In new guidance issued over the weekend, the Scottish Government – ruled by a loose alliance between the Scottish National Party and the Green Party – tries to explain why it believes tenants in the private sector need both the rent cap and the eviction ban.
“Rented households are more likely to have lower household incomes, higher levels of poverty and to be financially vulnerable. Evidence shows that 40 per cent of private rented households in Scotland are estimated to be financially vulnerable, with savings which would cover less than one month of income at the poverty line, compared to 24 per cent of households buying with a mortgage and nine per cent of households owning outright” says the guidance.
It advises that private tenants should continue to pay their rent during this time but gives landlords a list of helplines and support services to which is can direct a tenant “who is struggling to pay their rent, or worried about paying their rent in the future.”
Then the guidance comes to the part about reducing rent.

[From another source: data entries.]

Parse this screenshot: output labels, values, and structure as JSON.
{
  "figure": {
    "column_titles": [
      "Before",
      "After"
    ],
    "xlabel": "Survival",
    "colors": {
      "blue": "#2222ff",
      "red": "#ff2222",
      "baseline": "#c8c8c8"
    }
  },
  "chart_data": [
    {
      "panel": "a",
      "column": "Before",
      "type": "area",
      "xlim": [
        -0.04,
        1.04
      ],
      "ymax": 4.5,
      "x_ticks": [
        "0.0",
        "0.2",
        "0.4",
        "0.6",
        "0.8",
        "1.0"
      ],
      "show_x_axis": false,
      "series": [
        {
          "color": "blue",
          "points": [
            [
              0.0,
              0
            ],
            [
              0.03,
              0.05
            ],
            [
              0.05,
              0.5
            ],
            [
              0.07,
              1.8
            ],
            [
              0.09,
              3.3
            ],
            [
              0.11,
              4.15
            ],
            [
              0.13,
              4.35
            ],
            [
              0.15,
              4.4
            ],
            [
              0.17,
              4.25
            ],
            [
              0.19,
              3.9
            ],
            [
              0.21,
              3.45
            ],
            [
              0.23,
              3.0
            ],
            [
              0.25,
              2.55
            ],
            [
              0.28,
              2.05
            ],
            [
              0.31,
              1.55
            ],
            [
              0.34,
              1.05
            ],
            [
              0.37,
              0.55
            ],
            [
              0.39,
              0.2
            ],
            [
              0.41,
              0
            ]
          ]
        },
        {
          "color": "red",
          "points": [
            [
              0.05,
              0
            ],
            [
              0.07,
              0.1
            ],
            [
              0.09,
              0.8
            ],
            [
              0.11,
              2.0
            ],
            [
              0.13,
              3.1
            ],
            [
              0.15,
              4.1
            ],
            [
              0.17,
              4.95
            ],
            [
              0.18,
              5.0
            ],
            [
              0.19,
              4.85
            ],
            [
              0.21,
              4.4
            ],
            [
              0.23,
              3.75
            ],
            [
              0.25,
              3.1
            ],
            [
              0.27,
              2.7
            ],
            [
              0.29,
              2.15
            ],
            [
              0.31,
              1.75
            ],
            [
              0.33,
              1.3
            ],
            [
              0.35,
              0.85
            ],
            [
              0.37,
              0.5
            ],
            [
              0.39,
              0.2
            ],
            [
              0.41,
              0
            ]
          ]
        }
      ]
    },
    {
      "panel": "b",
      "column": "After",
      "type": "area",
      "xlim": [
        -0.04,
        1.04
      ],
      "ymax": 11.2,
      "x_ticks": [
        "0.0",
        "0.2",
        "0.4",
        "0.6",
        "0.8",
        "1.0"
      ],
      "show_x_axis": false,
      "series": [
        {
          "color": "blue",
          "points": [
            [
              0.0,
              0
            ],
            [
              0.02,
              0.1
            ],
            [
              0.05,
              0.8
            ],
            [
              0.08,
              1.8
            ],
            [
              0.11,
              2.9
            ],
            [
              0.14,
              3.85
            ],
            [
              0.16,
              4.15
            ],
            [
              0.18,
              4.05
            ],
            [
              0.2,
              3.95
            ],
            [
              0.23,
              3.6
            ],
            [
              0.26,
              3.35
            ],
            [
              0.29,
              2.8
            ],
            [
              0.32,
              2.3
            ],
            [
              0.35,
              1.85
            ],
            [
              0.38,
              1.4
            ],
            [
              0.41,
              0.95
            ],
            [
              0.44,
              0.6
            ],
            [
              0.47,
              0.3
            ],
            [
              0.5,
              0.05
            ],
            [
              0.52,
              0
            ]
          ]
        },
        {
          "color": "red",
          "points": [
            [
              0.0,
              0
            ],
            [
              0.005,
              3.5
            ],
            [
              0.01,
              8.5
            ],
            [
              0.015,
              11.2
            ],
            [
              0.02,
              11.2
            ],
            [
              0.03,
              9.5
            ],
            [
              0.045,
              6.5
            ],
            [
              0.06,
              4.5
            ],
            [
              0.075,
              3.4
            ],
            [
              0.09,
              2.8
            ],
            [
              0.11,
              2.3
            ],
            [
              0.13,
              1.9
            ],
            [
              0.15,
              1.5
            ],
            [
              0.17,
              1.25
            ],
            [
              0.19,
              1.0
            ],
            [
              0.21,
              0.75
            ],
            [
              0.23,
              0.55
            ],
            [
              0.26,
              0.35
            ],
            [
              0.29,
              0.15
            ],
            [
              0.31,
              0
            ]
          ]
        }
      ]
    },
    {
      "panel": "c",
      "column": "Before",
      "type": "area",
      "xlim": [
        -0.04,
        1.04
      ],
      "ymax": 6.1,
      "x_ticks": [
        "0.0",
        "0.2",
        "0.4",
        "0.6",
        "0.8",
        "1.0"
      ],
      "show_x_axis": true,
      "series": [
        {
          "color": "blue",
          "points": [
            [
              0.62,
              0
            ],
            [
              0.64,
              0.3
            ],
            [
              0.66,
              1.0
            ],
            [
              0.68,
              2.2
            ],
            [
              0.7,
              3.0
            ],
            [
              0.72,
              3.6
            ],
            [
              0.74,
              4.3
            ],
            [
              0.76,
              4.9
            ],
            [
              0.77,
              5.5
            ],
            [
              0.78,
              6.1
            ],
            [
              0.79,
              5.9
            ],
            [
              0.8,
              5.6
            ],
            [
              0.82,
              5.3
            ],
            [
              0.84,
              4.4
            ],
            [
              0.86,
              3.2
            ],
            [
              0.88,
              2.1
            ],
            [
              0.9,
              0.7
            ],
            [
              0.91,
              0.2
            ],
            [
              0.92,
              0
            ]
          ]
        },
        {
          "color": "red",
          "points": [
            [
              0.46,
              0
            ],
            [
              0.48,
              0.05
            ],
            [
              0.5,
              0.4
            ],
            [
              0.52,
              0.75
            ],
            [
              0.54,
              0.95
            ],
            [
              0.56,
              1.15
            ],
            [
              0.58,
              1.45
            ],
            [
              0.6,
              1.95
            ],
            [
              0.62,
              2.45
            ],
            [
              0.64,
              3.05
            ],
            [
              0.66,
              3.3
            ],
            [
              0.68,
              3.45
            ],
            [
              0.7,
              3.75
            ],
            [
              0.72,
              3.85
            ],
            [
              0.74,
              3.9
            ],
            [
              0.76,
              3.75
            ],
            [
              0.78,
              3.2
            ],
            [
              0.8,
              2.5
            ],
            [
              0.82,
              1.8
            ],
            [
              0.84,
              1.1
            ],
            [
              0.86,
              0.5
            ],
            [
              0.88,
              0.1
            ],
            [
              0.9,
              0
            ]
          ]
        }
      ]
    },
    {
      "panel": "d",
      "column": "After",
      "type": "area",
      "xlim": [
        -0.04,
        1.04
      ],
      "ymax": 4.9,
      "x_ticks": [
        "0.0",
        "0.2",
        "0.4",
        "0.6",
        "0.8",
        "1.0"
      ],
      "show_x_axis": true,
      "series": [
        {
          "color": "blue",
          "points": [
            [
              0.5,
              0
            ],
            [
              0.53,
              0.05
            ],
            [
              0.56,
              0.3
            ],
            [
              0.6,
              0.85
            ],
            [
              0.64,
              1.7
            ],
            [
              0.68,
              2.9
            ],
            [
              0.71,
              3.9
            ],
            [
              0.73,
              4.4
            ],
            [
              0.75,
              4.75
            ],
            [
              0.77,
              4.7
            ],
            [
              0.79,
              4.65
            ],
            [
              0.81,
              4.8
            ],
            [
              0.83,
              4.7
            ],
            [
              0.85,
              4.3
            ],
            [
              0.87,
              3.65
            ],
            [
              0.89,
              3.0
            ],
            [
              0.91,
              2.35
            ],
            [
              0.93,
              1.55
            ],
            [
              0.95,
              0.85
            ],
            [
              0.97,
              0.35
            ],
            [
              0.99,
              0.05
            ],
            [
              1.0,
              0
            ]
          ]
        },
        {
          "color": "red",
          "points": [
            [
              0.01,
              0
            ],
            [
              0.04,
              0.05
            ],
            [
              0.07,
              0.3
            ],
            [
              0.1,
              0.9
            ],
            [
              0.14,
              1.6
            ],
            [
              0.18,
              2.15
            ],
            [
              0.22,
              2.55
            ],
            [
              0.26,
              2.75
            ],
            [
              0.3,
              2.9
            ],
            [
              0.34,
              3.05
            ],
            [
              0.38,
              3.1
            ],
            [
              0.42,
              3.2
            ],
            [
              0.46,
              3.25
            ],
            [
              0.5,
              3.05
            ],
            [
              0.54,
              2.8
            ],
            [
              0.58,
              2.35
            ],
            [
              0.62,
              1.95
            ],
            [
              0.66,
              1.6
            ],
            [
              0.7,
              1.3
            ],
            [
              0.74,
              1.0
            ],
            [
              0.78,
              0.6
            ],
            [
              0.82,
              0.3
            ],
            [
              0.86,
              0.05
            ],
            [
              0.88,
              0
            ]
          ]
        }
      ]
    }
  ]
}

It says: “In the face of the cost of living crisis, tenants may ask their landlords for a temporary change in the level of rent or the arrangements for payment. Landlords should be willing to consider such requests from the tenant to help sustain a tenancy by providing breathing space for tenants facing unexpected changes in their financial circumstances”
And it then advises that where landlords are willing t”o support a tenant” through a reduction in rent it is essential that both parties understand the details of the change – whether it is a partial reduction in rent, a rent holiday or some other adjustment to payment arrangement – and the timescale during which the change will be in place.
“It is strongly recommended that such agreements are confirmed in writing” the guidance notes.
A complete moratorium on evictions has been extended to September 2023 meaning that landlords have very few options to obtain vacant possession of their properties including such circumstances as when tenants have stopped paying the rent or when the relationship between the tenant and the landlord has broken down.
In addition, private sector rents cannot be raised until July at the earliest with notice having to be given this month – with any rent increases capped at three per cent. A rent freeze has already been in place since September 2022 until the end of last month, March.